Being trapped, à la Tron, in World Of Warcraft's Azeroth probably wouldn't faze certain gamers. Bodily imprisonment in the turgid, anime-styled world of .hack//G.U. Vol. 2. Reminisce, on the other hand, would resemble most folks' definition of hell. The sixth in a series of games that dovetails with an extensive anime/manga series, this RPG continues to squander a fabulous metatextual premise. It's a game about people playing a massively multiplayer online game. In this entry, they're zapped into their second lives. Sadly, even The Matrix trilogy better exploits its world-within-a-world premise.

.hack//G.U. Vol. 2. Reminisce inadvertently nails the tedium of in-game socializing. Most of the story is told via dull, show-stopping sequences in which characters stand around and talk, recreating the scrolling chats that players develop during MMO downtime. Rather than using these moments to peel character layers and reveal the souls beneath the avatars, the designers forward the story with enough sci-fi technobabble to make Geordi La Forge blush. At least the action is reasonably engaging. No matter how far we fall down the rabbit hole, monster grinding still offers an escape.

Beyond the game: Certain details from old .hack// save files change the game world. Those masochistic or undiscerning enough to play through the entire series earn access to special in-game bonuses and further glimpses at the complex story.


Worth playing for: Avatar battles are virtual fights that take place in the game's virtual world. They're colorful and intricate to a nearly maddening degree.

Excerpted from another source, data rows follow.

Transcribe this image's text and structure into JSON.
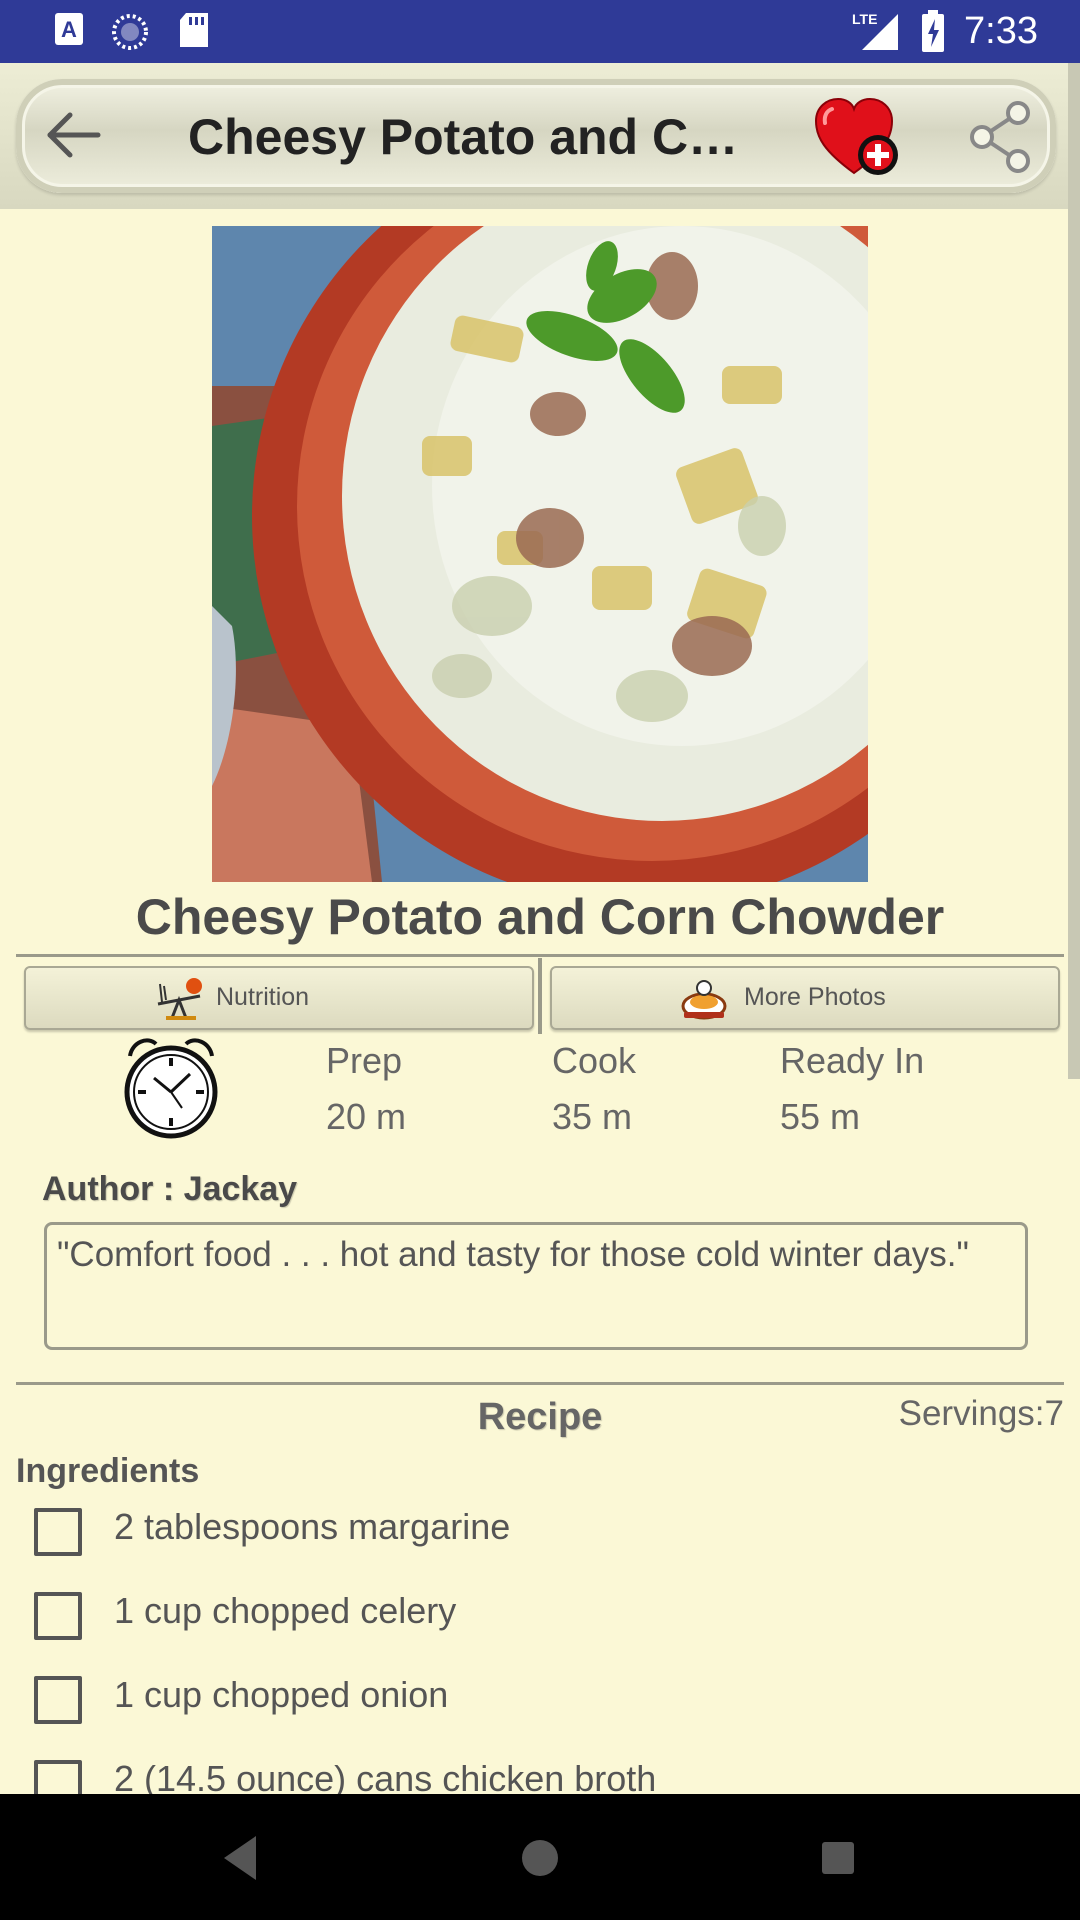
{
  "status_bar": {
    "time": "7:33",
    "network": "LTE",
    "icons": [
      "text-a-icon",
      "sync-icon",
      "sd-card-icon",
      "signal-icon",
      "battery-charging-icon"
    ]
  },
  "toolbar": {
    "title": "Cheesy Potato and Corn Chowder",
    "back_icon": "arrow-left-icon",
    "favorite_icon": "heart-plus-icon",
    "share_icon": "share-icon"
  },
  "recipe": {
    "title": "Cheesy Potato and Corn Chowder",
    "photo": "bowl of creamy potato and corn chowder",
    "buttons": {
      "nutrition": "Nutrition",
      "more_photos": "More Photos"
    },
    "times": {
      "prep_label": "Prep",
      "prep_value": "20 m",
      "cook_label": "Cook",
      "cook_value": "35 m",
      "ready_label": "Ready In",
      "ready_value": "55 m"
    },
    "author": "Author : Jackay",
    "description": "\"Comfort food . . . hot and tasty for those cold winter days.\"",
    "section_title": "Recipe",
    "servings": "Servings:7",
    "ingredients_title": "Ingredients",
    "ingredients": [
      "2 tablespoons margarine",
      "1 cup chopped celery",
      "1 cup chopped onion",
      "2 (14.5 ounce) cans chicken broth"
    ]
  },
  "colors": {
    "status_bar": "#2f3a97",
    "background": "#fbf8d6",
    "accent_red": "#e0101a"
  }
}
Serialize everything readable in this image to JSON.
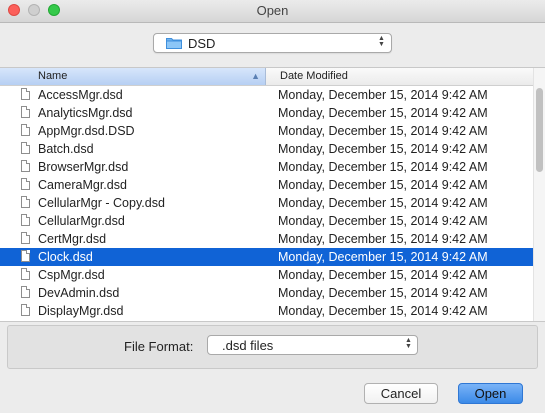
{
  "window": {
    "title": "Open"
  },
  "location": {
    "folder": "DSD",
    "icon": "folder-icon"
  },
  "columns": {
    "name": "Name",
    "date_modified": "Date Modified"
  },
  "files": [
    {
      "name": "AccessMgr.dsd",
      "modified": "Monday, December 15, 2014 9:42 AM",
      "selected": false
    },
    {
      "name": "AnalyticsMgr.dsd",
      "modified": "Monday, December 15, 2014 9:42 AM",
      "selected": false
    },
    {
      "name": "AppMgr.dsd.DSD",
      "modified": "Monday, December 15, 2014 9:42 AM",
      "selected": false
    },
    {
      "name": "Batch.dsd",
      "modified": "Monday, December 15, 2014 9:42 AM",
      "selected": false
    },
    {
      "name": "BrowserMgr.dsd",
      "modified": "Monday, December 15, 2014 9:42 AM",
      "selected": false
    },
    {
      "name": "CameraMgr.dsd",
      "modified": "Monday, December 15, 2014 9:42 AM",
      "selected": false
    },
    {
      "name": "CellularMgr - Copy.dsd",
      "modified": "Monday, December 15, 2014 9:42 AM",
      "selected": false
    },
    {
      "name": "CellularMgr.dsd",
      "modified": "Monday, December 15, 2014 9:42 AM",
      "selected": false
    },
    {
      "name": "CertMgr.dsd",
      "modified": "Monday, December 15, 2014 9:42 AM",
      "selected": false
    },
    {
      "name": "Clock.dsd",
      "modified": "Monday, December 15, 2014 9:42 AM",
      "selected": true
    },
    {
      "name": "CspMgr.dsd",
      "modified": "Monday, December 15, 2014 9:42 AM",
      "selected": false
    },
    {
      "name": "DevAdmin.dsd",
      "modified": "Monday, December 15, 2014 9:42 AM",
      "selected": false
    },
    {
      "name": "DisplayMgr.dsd",
      "modified": "Monday, December 15, 2014 9:42 AM",
      "selected": false
    }
  ],
  "format": {
    "label": "File Format:",
    "selected": ".dsd files"
  },
  "buttons": {
    "cancel": "Cancel",
    "open": "Open"
  },
  "colors": {
    "selection": "#1063d6",
    "accent": "#3b8ae8"
  }
}
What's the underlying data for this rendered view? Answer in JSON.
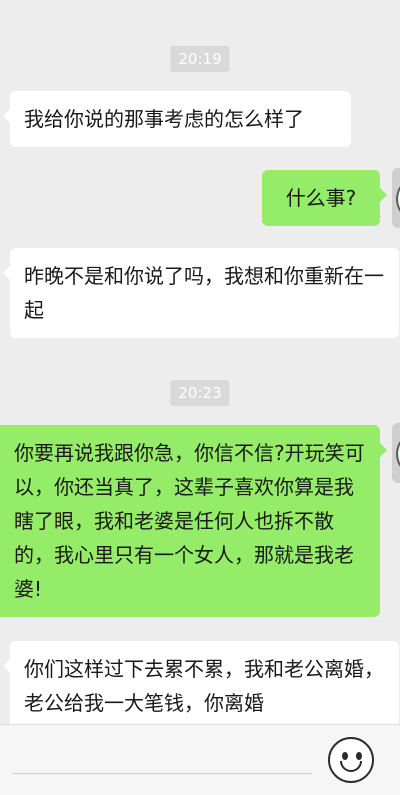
{
  "messages": [
    {
      "type": "time",
      "text": "20:19"
    },
    {
      "type": "incoming",
      "text": "我给你说的那事考虑的怎么样了"
    },
    {
      "type": "outgoing",
      "text": "什么事?"
    },
    {
      "type": "incoming",
      "text": "昨晚不是和你说了吗，我想和你重新在一起"
    },
    {
      "type": "time",
      "text": "20:23"
    },
    {
      "type": "outgoing",
      "text": "你要再说我跟你急，你信不信?开玩笑可以，你还当真了，这辈子喜欢你算是我瞎了眼，我和老婆是任何人也拆不散的，我心里只有一个女人，那就是我老婆!"
    },
    {
      "type": "incoming",
      "text": "你们这样过下去累不累，我和老公离婚，老公给我一大笔钱，你离婚"
    }
  ],
  "input": {
    "placeholder": ""
  },
  "icons": {
    "emoji": "emoji-icon",
    "avatar": "user-avatar"
  },
  "colors": {
    "outgoing_bubble": "#95ec69",
    "incoming_bubble": "#ffffff",
    "background": "#ededed"
  }
}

They're also way too brief. If only the whole game felt this wild.

Frustration sets in when: Terrible voice acting claims another victim. It's high time that video games cut the cord with anime dubs when it comes to localizing dialogue. So long as legions of anime fans settle for this breathless junk, the rest of us will continue to suffer.


Final judgment: At least it isn't an RPG filled with dragons, magic missiles, and kidnapped princesses.